Fannie Mae reported enough profit in the first quarter to offset dividend payments to the Treasury and avoid another bailout from taxpayers.
The government-sponsored enterprise reported $2.7 billion in net income for the first quarter, up from a $6.5 billion loss the same period last year. Accounting for the appreciation of its securities holdings, total comprehensive income at Fannie reached $3.1 billion, more than the $2.8 billion required payment to the Treasury.
It's the first time the mortgage giant has not required a quarterly draw since entering conservatorship in 2008.
Fannie pulled $116.1 billion and paid back $22.6 billion so far.

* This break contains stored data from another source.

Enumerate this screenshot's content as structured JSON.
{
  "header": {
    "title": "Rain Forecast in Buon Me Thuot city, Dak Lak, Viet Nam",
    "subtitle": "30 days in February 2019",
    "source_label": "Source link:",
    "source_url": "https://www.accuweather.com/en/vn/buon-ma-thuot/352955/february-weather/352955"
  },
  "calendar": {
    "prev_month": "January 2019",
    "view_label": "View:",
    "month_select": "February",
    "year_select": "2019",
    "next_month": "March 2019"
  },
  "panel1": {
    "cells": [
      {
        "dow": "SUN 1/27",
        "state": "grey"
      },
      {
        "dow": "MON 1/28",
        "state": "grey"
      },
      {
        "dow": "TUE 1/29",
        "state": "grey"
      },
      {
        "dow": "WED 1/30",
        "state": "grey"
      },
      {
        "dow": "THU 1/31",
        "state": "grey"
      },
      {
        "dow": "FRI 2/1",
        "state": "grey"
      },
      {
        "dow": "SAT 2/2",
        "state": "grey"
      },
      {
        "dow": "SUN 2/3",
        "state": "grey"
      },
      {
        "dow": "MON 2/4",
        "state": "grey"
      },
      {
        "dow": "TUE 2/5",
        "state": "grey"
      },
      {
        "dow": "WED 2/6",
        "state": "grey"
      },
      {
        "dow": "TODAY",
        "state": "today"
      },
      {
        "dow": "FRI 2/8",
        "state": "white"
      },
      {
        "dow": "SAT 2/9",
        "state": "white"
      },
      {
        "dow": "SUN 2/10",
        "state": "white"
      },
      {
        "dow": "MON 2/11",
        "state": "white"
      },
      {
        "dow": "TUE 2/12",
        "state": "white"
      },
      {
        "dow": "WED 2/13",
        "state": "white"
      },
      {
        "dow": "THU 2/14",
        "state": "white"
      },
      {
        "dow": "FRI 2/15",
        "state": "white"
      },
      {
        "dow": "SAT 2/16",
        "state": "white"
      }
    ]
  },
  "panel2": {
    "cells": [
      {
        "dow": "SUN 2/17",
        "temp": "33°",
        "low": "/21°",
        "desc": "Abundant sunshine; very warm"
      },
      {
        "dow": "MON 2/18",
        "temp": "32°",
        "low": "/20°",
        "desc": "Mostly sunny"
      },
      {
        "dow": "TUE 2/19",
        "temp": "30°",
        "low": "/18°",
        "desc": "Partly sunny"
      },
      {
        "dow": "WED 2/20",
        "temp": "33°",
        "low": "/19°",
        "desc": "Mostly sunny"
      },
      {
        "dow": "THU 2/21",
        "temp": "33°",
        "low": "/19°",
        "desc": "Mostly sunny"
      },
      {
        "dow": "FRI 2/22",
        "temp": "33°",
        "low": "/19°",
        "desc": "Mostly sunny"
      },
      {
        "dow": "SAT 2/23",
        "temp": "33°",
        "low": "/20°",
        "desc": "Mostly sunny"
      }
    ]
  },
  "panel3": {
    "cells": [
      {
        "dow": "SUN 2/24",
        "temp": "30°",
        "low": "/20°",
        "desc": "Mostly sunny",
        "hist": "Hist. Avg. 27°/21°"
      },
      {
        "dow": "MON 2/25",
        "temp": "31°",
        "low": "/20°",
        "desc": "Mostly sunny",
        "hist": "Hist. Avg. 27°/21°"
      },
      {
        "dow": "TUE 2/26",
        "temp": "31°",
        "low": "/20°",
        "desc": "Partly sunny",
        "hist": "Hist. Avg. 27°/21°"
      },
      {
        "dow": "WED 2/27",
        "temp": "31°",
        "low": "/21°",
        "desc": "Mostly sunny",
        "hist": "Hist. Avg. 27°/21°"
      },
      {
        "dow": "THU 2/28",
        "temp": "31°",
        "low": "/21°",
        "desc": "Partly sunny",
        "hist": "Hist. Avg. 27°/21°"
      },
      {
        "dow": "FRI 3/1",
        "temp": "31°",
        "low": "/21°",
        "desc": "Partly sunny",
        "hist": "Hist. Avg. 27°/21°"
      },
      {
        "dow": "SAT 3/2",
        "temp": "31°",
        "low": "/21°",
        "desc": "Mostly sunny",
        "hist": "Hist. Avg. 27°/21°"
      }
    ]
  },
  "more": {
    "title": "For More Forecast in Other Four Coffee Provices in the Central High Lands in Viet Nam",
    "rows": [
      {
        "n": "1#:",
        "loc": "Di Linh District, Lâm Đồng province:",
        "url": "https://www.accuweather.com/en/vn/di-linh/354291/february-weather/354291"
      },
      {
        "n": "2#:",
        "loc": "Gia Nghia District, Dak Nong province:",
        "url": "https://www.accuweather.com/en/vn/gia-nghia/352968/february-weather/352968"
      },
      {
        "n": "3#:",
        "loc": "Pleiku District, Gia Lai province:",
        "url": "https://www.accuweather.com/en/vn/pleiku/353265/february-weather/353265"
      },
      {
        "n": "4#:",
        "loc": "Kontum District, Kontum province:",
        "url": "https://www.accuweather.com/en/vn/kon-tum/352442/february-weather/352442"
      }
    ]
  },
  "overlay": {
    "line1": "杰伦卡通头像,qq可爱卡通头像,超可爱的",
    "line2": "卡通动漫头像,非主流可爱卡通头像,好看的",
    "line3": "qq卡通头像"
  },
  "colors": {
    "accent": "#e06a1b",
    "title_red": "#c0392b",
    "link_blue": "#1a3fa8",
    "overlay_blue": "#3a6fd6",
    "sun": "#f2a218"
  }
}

"We expect our financial results for 2012 to be significantly better than 2011," said Fannie Chief Financial Officer Susan McFarland. "Our credit performance is headed in the right direction with significant improvement since 2009, and we expect that the reserves we have built to cover future credit losses on the pre-2009 legacy book of business have reached their peak."
Fannie lowered its reserves for credit losses to $74.6 billion as of March 31, down from $76.9 billion at the end of last year. Most of the losses stem from mortgages purchased between 2005 and 2007.
The serious delinquency rate dropped every quarter over the last two years to 3.67% in the first quarter, down from 5.47% in March 2010.
Meanwhile, newer vintages remain extremely restricted.
Mortgages acquired by Fannie in the first quarter averaged a 763 FICO score and an original loan-to-value ratio of 70%.